This blog is intended to go along with Population: An Introduction to Concepts and Issues, by John R. Weeks, published by Cengage Learning. The latest edition is the 13th (it will be out in January 2020), but this blog is meant to complement any edition of the book by showing the way in which demographic issues are regularly in the news.

You can download an iPhone app for the 13th edition from the App Store (search for Weeks Population).

If you are a user of my textbook and would like to suggest a blog post idea, please email me at: john.weeks@sdsu.edu

Saturday, November 12, 2016

The Uncertain Future of Women's Reproductive Rights in the U.S.

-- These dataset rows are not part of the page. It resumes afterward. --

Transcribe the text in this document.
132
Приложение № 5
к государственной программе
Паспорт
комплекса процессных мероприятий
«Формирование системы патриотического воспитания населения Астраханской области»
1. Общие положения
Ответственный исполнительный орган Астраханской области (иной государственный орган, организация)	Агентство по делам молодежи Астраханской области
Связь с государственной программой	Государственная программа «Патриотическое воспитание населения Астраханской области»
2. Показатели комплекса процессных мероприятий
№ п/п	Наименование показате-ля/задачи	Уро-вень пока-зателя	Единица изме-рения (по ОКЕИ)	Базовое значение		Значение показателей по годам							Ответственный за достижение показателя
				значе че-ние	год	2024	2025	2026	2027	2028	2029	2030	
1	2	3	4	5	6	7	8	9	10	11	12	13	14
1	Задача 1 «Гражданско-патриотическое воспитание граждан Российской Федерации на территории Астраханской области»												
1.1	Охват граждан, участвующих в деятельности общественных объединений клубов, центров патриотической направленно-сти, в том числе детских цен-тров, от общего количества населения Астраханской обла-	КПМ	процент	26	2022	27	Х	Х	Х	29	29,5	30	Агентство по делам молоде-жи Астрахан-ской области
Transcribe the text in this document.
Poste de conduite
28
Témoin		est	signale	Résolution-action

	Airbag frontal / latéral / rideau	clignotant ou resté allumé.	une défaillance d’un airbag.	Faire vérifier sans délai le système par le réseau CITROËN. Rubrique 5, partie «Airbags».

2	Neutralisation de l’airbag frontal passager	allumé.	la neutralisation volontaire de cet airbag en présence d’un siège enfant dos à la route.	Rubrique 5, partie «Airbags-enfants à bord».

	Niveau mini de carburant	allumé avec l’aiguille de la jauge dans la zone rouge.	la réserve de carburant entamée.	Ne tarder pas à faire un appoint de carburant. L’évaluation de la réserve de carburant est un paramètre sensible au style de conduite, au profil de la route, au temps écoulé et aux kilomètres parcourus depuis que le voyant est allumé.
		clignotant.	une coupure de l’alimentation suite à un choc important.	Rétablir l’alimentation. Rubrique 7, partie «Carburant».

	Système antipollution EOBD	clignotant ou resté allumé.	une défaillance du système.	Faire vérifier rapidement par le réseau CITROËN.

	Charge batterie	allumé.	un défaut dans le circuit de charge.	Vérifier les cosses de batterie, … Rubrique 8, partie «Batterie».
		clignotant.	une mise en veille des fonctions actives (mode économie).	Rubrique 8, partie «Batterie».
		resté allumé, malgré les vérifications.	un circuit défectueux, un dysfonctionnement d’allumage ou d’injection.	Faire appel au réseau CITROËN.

Among the many uncertainties associated with Donald Trump's election, especially when combined with the continued Republican majorities in both houses of Congress, is what will happen to women's reproductive rights in this country? Despite the fact that abortion has been legal in the U.S. for more than four decades, opponents have ramped up their attacks on abortion providers over time in a clear effort to scare away physicians and patients alike. One of the people sounding the alarm in a very personal way is Dr. Warren Hern, who runs an abortion clinic in Boulder, Colorado. Demographers know him for his excellent and ground-breaking work on fertility among the Shipibo people in Peru. That research helped him to earn a PhD in Epidemiology from the University of Carolina, Chapel Hill, but most of his professional life has been dedicated to helping women who needed an abortion. Yesterday, he published an online letter of concern:
I have survived, but some of my colleagues and friends have been murdered by anti-abortion fanatics.
Donald Trump has said that women should be punished for having abortions. Trump’s running mate, Indiana Governor Mike Pence, has used attacks on abortion as the principal focus of his public career.
In fact, one week ago I received a chilling letter from Representative Marsha Blackburn (R-Tenn.), the most ferociously anti-abortion member of Congress, who chairs the Select Investigative Panel on Infant Lives.
The letter demanded that I submit a wide variety of documents, including patient medical records in cases of gestations greater than 22 weeks. I have until Nov. 21 to comply.
The panel is looking for evidence that I am selling “baby body parts.” It has the power of subpoena and can cite me for contempt of Congress if I don’t comply by the deadline.
It is frightening. It is a witch hunt.
I am a physician helping patients, and I am being treated like a criminal.
The star chamber proceedings of the Select Investigative Panel on Infant Lives is a target identification program for the anti-abortion assassins. It is terrifying.
At a deeper level, I have no confidence that Trump and the current Republican leadership will protect my life and liberty because of the work I do to help women. Their public harassment of me increases my risk of assassination.
We should all be terrified that the situation is already this bad for physicians performing abortions. Whether or not you are in favor of abortion, the fact that it is legal means that no one should fear for their life to be either physician or patient--and it seems likely that the situation will get worse before (or if) it ever gets better.